Brad Gagnon NFL National ColumnistApril 17, 2013

Dec. 4, 2011; Glendale, AZ, USA; Dallas Cowboys tackle Doug Free against the Arizona Cardinals at University of Phoenix Stadium. Mandatory Credit: Mark J. Rebilas-USA TODAY Sports
Mark J. Rebilas-USA TODAY Sports

Based on reports, the Dallas Cowboys have been flirting with free-agent right tackle Eric Winston for well over a week, which means there's a good chance we'll have to wait for the NFL draft to unfold before we get a feel for who might start for the 'Boys at right tackle in 2013.

Cowboys executive vice president Stephen Jones admitted on a Dallas radio station on Tuesday that Winston is still a candidate for that job, even though from my perspective it seems that the two parties won't come to an agreement until the Cowboys have received their draft results. 

Makes sense, but it's another sign that Dallas isn't quite ready to give up on Doug Free

The Cowboys have to know that Winston's value will increase after the draft, when those who weren't able to land the tackle(s) they desired will become more desperate and more willing to pay someone like Winston the $3-4 million per year that he desires

Dallas isn't desperate now, though. Or at least not desperate enough to fork over that kind of cash when they're still inevitably going to be on the hook for the remaining $6 million worth of Free's signing bonus if or when they release the much-maligned veteran.

The Cowboys can spread that cash out if they cut Free on June 1, but Winston and fellow veteran free-agent right tackle Andre Smith aren't expected to still be on the market at that point. That's why it makes a lot more sense for the team to shoot for a tackle in the draft and then make this decision. Too much rides on it financially. 

In the best-case scenario, somebody like Lane Johnson drops to the Cowboys in the No. 18 spot—they draft him, they cut Free to save $4 million against the 2013 cap on June 1 and they don't have to pay a premium for Winston or Smith. 

In the worst-case scenario, they don't land a starting-caliber right tackle in the draft. As a result, they can't afford Winston and Smith when teams that also missed on starting-caliber right tackles come knocking, and are stuck once again with Free and Jermey Parnell manning the right side of the line.

I don't think the gap between the two scenarios is enough for them to rationalize gambling on Winston now in order to ensure that the worst-case scenario can't unfold. And I think that's because they're holding on to a belief that Free can still play.

Stephen Jones told 105.3 FM in Dallas on Tuesday:

We certainly haven't dismissed Doug. We really felt like when we went to rotating him and Jermey Parnell that he really picked up his game in terms of the competition, not to mention the fact that I think he got some clarity as to what [offensive line coach] Bill Callahan was after.

Jones has a point. Here, for example, is Pro Football Focus' breakdown of Free's ratings by week last season. I've circled the part of the year in which Parnell was stealing about one third of his snaps at right tackle.

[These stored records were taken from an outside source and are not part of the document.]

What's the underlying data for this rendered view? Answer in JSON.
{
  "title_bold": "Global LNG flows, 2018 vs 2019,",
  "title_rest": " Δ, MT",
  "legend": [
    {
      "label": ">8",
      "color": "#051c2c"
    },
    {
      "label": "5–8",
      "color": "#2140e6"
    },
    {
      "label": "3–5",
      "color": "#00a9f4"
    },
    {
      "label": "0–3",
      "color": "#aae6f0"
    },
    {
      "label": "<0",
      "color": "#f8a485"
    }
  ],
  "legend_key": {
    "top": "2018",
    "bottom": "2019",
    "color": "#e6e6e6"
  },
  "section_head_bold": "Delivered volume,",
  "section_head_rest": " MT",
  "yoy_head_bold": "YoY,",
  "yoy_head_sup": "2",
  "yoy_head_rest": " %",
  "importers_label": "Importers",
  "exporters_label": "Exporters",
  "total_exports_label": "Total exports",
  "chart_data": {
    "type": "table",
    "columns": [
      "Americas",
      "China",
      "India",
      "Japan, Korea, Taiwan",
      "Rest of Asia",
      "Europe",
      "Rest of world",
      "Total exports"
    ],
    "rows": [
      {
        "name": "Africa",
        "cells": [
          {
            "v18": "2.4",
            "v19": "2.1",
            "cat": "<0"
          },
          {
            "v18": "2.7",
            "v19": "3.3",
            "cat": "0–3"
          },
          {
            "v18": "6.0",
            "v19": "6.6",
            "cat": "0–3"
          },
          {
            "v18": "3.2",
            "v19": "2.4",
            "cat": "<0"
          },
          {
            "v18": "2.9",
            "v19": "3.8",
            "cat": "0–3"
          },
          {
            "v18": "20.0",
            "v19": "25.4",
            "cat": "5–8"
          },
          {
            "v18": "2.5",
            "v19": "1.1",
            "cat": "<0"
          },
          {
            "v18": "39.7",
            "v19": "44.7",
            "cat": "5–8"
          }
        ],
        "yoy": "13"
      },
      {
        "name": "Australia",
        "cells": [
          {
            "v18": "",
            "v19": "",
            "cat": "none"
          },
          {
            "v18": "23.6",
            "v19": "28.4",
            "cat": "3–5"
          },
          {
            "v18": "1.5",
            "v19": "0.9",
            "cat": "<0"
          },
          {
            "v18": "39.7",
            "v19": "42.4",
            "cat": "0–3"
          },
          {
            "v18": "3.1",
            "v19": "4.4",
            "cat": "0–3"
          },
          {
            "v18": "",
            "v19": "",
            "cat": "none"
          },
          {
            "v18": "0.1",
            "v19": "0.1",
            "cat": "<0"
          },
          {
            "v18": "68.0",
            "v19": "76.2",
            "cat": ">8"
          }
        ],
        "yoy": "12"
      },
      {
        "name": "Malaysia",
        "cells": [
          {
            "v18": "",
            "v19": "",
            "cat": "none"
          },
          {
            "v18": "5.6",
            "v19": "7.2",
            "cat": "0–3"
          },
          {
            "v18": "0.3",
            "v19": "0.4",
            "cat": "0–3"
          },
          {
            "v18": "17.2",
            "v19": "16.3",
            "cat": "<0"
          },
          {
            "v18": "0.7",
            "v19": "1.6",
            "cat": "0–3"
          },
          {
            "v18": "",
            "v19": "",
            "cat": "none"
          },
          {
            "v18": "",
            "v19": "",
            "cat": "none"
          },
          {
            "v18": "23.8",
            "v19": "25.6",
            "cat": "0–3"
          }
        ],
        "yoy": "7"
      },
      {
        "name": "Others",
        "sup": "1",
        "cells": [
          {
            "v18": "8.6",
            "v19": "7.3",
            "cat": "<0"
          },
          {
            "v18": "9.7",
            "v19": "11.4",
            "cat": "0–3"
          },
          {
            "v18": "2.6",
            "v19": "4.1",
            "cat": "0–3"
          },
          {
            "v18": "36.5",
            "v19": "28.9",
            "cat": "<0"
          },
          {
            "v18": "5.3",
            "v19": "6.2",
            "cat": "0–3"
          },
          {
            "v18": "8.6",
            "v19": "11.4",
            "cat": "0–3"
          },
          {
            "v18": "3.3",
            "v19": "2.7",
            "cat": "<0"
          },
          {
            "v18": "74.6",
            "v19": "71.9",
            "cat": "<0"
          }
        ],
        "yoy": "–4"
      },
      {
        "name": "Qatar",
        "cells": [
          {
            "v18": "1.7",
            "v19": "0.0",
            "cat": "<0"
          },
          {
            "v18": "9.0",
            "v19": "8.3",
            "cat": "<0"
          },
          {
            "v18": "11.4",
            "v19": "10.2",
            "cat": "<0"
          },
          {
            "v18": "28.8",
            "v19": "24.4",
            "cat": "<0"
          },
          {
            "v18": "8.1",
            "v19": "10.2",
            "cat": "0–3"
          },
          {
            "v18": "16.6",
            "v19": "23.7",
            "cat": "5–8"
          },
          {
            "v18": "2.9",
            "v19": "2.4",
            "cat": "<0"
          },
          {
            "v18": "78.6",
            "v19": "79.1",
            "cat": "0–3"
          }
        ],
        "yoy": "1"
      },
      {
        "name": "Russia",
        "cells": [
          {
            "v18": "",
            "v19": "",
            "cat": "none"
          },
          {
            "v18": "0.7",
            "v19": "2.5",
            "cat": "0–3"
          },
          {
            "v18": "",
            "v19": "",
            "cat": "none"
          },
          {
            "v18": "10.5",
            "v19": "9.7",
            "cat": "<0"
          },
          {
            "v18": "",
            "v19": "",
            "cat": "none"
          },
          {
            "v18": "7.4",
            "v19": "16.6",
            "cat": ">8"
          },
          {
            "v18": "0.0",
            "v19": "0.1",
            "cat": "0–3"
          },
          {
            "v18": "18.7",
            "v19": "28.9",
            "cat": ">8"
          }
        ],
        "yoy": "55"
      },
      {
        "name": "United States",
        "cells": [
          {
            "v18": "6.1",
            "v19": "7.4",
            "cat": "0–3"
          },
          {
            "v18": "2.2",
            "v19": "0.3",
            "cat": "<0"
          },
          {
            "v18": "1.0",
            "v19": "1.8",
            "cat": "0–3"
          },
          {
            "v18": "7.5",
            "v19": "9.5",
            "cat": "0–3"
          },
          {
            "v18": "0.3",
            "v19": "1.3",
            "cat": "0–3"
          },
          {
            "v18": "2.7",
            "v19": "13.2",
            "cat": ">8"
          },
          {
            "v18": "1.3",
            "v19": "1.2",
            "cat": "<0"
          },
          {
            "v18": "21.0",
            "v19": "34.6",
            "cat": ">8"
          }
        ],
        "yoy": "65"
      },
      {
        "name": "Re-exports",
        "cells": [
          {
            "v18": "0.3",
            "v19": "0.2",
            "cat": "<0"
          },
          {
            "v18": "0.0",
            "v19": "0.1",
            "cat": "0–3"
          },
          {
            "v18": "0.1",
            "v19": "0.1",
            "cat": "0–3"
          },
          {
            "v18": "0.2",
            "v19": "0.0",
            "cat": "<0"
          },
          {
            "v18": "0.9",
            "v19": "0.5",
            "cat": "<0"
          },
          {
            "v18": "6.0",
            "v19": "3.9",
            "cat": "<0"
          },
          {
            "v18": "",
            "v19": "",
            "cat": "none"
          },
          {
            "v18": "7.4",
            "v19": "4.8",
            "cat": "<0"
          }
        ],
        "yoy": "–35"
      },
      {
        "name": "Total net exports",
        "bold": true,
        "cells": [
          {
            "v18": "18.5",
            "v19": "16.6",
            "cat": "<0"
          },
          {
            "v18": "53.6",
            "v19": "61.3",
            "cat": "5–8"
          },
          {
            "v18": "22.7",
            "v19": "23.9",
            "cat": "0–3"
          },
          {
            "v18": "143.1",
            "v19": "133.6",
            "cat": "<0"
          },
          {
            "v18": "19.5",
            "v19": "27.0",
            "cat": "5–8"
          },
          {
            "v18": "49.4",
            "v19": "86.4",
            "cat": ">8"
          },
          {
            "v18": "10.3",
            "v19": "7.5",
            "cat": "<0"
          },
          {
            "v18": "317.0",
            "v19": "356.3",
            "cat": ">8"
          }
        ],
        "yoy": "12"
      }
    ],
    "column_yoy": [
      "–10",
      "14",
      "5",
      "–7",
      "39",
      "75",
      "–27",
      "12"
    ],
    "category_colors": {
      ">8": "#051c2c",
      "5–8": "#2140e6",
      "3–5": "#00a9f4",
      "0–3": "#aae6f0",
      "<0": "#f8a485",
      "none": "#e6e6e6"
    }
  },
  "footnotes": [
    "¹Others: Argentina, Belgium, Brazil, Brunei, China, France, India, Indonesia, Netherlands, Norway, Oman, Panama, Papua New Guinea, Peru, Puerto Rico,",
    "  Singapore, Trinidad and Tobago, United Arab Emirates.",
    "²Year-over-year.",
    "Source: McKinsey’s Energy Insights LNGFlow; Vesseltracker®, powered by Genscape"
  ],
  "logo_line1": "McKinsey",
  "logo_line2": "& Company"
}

The question is whether or not that was too little, too late after Free was terrible for much of 2011 and 2012. Did a light come on for that final month? And if it did, will it only stay on if he continues to share some of his snaps with Parnell?

The Cowboys have become famous for hanging on too long to players like this, and they've also become famous recently for neglecting to address a lackluster offensive line. Free fooled them with a breakout 2010 campaign, and he might have done so again with a decent finish to 2012. 

Will they hang on again? If so, there's a good chance they'll regret it. Considering, though, that they're short on cap space and can only control so much during the draft, their hands are at least somewhat tied. 

If they do get fooled again, the shame will lie squarely on the Joneses, just as a former president from Texas put it so eloquently.